À ce jour, l’Alberta est le seul territoire du Canada qui a imposé par voie législative des limites d’émissions de GES aux gros émetteurs industriels. Puisque la réglementation fédérale prévue en matière de GES s’appliquera à un plus grand nombre d’installations que le régime albertain actuel, et puisque les options fédérales en matière de conformité sont plus limitées et plus coûteuses à respecter que les règles actuelles de l’Alberta, les commentateurs estiment que plusieurs sociétés réglementées, incluant même les sociétés albertaines qui se sont ajustées à leur réglementation locale, ne sont pas et ne seront pas prêtes à se conformer aux exigences fédérales qui entreront bientôt en vigueur.

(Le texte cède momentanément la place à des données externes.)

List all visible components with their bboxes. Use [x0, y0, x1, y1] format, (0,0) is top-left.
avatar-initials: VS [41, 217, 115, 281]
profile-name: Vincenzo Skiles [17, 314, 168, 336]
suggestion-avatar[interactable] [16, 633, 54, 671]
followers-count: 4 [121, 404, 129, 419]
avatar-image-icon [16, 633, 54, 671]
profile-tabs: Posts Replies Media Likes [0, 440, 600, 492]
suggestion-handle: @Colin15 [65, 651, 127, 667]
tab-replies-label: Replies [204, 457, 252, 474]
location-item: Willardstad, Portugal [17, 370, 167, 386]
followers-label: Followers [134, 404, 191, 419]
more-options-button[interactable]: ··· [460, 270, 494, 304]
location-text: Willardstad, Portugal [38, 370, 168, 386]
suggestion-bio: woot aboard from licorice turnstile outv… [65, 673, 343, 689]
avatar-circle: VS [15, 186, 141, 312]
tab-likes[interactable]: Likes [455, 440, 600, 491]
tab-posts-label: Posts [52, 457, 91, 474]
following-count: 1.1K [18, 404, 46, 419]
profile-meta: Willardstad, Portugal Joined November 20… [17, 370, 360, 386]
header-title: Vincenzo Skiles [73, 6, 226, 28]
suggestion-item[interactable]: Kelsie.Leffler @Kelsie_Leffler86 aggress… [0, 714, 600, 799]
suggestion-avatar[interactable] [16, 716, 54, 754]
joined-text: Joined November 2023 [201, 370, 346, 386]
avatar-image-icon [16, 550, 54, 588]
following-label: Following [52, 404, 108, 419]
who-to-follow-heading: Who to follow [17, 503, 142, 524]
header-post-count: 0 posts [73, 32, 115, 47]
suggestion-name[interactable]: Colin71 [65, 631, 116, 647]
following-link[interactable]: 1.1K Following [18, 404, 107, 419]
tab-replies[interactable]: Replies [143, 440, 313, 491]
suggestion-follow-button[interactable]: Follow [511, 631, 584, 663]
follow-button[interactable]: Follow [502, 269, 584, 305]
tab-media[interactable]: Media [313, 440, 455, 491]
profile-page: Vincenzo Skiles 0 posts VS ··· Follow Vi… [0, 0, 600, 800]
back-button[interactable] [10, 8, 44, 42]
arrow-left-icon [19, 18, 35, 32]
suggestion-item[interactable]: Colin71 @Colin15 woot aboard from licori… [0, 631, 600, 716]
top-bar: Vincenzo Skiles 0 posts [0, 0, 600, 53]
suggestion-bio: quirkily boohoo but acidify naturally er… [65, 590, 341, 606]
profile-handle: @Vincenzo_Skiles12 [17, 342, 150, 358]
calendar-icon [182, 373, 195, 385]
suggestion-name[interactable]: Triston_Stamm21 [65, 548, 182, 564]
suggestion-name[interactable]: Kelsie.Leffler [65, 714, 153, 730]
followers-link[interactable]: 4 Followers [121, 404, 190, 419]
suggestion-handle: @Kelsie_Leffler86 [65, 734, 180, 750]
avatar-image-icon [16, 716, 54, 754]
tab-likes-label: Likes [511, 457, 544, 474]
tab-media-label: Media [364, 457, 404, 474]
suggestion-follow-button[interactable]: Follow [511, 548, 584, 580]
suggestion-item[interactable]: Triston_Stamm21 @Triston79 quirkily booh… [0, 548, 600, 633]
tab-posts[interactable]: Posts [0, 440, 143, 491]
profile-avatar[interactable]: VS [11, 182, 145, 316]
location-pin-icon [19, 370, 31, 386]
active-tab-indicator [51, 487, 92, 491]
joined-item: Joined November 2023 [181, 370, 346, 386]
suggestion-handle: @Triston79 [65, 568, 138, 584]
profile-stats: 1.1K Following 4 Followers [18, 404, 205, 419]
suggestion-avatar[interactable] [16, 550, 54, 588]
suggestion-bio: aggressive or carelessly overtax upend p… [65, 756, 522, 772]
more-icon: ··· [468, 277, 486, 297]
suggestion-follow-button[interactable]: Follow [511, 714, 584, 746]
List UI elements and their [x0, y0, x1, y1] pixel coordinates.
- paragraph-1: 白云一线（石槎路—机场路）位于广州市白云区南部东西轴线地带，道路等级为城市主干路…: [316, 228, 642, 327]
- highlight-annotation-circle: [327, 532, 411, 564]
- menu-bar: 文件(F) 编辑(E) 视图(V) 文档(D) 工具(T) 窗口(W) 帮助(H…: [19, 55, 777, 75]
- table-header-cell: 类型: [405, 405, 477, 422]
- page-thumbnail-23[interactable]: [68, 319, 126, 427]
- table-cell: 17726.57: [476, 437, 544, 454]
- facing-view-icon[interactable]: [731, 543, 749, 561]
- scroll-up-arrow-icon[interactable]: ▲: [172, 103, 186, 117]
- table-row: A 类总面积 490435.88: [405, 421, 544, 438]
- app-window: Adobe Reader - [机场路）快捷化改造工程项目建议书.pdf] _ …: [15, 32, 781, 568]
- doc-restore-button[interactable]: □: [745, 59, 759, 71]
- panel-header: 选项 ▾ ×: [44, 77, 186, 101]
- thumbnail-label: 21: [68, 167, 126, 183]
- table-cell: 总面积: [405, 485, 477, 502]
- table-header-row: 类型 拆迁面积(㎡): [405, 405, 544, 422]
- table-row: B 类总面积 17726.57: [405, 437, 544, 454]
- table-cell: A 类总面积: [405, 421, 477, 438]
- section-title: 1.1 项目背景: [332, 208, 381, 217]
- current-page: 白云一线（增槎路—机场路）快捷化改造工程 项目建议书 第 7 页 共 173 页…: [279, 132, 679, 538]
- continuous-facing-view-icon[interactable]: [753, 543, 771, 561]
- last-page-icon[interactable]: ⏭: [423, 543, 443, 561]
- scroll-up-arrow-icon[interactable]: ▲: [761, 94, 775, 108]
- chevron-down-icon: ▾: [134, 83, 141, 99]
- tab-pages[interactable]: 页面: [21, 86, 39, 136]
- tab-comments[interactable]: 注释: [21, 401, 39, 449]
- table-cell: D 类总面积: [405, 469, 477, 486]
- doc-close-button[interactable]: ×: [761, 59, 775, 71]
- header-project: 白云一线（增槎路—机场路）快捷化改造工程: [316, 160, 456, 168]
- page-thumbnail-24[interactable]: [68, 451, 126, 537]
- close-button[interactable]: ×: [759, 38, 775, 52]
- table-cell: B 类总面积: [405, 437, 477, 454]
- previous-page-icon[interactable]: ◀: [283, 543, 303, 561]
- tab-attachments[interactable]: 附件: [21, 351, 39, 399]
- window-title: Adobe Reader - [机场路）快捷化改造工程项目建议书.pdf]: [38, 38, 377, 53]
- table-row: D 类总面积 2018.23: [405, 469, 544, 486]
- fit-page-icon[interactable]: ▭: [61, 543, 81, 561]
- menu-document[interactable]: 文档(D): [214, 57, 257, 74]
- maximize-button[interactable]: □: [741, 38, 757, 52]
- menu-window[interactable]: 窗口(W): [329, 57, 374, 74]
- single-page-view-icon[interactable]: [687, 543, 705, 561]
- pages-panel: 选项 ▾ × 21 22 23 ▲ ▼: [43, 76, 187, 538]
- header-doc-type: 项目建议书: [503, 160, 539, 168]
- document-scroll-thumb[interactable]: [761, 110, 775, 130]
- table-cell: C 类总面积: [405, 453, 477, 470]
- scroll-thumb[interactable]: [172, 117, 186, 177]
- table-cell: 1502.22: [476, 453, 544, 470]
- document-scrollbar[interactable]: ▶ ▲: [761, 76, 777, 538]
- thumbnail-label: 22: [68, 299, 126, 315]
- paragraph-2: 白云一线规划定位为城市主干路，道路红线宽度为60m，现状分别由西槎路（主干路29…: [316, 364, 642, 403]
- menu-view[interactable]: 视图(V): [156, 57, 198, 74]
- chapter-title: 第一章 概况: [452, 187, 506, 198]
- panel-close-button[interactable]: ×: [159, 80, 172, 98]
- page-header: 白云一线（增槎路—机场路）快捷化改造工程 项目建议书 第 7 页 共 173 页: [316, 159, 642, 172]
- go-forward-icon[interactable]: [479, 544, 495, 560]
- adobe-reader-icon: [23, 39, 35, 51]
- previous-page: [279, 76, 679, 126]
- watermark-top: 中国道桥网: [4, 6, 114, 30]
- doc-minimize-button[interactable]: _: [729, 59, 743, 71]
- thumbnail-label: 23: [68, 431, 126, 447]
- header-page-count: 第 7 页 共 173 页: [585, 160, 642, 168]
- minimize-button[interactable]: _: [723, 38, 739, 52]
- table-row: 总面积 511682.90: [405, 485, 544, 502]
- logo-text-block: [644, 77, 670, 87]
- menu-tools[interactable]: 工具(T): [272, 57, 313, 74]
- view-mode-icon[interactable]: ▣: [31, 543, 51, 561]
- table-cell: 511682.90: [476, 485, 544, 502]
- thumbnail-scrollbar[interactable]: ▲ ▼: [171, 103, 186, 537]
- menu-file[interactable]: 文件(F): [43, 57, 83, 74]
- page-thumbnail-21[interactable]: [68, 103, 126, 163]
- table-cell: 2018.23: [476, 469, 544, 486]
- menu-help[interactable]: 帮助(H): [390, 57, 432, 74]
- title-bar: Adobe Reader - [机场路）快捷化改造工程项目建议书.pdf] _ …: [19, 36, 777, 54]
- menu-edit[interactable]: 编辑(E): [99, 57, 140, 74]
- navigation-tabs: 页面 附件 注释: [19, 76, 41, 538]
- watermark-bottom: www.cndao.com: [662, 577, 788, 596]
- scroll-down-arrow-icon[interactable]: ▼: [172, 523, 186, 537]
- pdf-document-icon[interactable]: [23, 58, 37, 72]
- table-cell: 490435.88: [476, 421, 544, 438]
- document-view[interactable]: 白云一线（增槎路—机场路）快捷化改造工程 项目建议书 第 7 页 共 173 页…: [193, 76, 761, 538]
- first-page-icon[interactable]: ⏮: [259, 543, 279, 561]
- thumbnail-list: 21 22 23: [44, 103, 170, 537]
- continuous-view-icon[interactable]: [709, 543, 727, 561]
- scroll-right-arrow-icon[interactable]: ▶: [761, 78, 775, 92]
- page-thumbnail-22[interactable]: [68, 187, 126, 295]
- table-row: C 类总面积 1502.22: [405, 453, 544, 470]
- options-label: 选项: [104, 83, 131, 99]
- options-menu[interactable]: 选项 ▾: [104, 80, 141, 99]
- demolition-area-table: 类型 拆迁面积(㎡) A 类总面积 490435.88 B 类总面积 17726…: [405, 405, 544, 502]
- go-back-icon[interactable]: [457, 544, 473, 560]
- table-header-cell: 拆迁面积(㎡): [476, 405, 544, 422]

La préparation en vue de 2010 peut représenter un défi pour les sociétés qui doivent encore concentrer leurs efforts et bien analyser les coûts/avantages des différentes options en matière de conformité. Choisir la bonne approche se fera en fonction des secteurs et des activités spécifiques. Par exemple :

  • Les sociétés qui prévoient une rotation des capitaux ou des investissements importants dans des biens de production ou des parcs dans les années à venir devraient peser le pour et le contre du respect des obligations de conformité en adoptant des mesures d’atténuation (c.-à-d. les réductions à l’interne des émissions de GES, comme des améliorations à la technologie ou aux procédés, ou encore le remplacement de combustible). C’est une considération particulièrement stratégique pour les nouvelles ou futures installations dans tous les secteurs.
  • Les sociétés pour lesquelles les mesures d’atténuation ne seraient pas possibles ni faisables d’un point de vue économique devraient sérieusement évaluer la possibilité d’acheter des crédits d’émissions ou des crédits compensatoires (les deux options devant être évaluées lors de la conclusion de contrats), ou encore de faire des contributions au fonds technologique fédéral (ou au moyen de certaines dépenses certifiées au préalable qui pourraient être réputées constituer des contributions au fonds technologique) afin de respecter les exigences fédérales. Le fonds technologique financera en grande partie des investissements dans les technologies et les infrastructures les plus susceptibles de permettre une réduction des émissions de GES à court terme.

L’atteinte des cibles de réduction des émissions sera plus complexe aux termes du régime fédéral qu’aux termes du régime albertain actuel puisque le régime fédéral limitera le montant des contributions au fonds technologique fédéral. Cette limite rendra pratiquement nécessaire la participation au marché intérieur du carbone pour de nombreuses entreprises.

Les entreprises qui font affaires au sein d’industries pouvant créer ou obtenir des droits légaux à l’égard des crédits compensatoires (en règle générale, les projets ou les pratiques qui éliminent les émissions de GES de l’atmosphère ou qui renoncent à en produire) pourront inscrire leurs projets dans le nouveau registre d’Environnement Canada. L’inscription sera obligatoire pour vendre et échanger des droits compensatoires au Canada. Il permettra également de rendre public les droits légaux à l’égard des crédits compensatoires réclamés par un particulier ou une entreprise au Canada.

Remarques de McCarthy Tétrault

Même si la réglementation fédérale s’appliquera initialement aux gros émetteurs industriels, sans égard à l’industrie en particulier ou à leur bilan carbone actuel, toutes les sociétés doivent tenir compte des risques reliés aux changements climatiques et planifier en fonction de ceux-ci. Cette préparation peut comprendre l’élaboration d’une stratégie globale en matière de climat et la prise de mesures en vue de réduire les incidences du carbone avant la mise en œuvre de la réglementation.

Même si des coûts visent des activités relatives aux changements climatiques, ces dernières offrent également d’importantes occasions d’affaires, dont des systèmes d’échange de crédits d’émissions de carbone, des réductions de coûts qui contribuent aux résultats nets en réduisant la consommation d’énergie et en capitalisant sur l’efficacité opérationnelle, ainsi que l’élaboration de technologies et de produits neutres en carbone ou « propres » qui reçoivent de plus en plus la faveur des consommateurs et des investisseurs.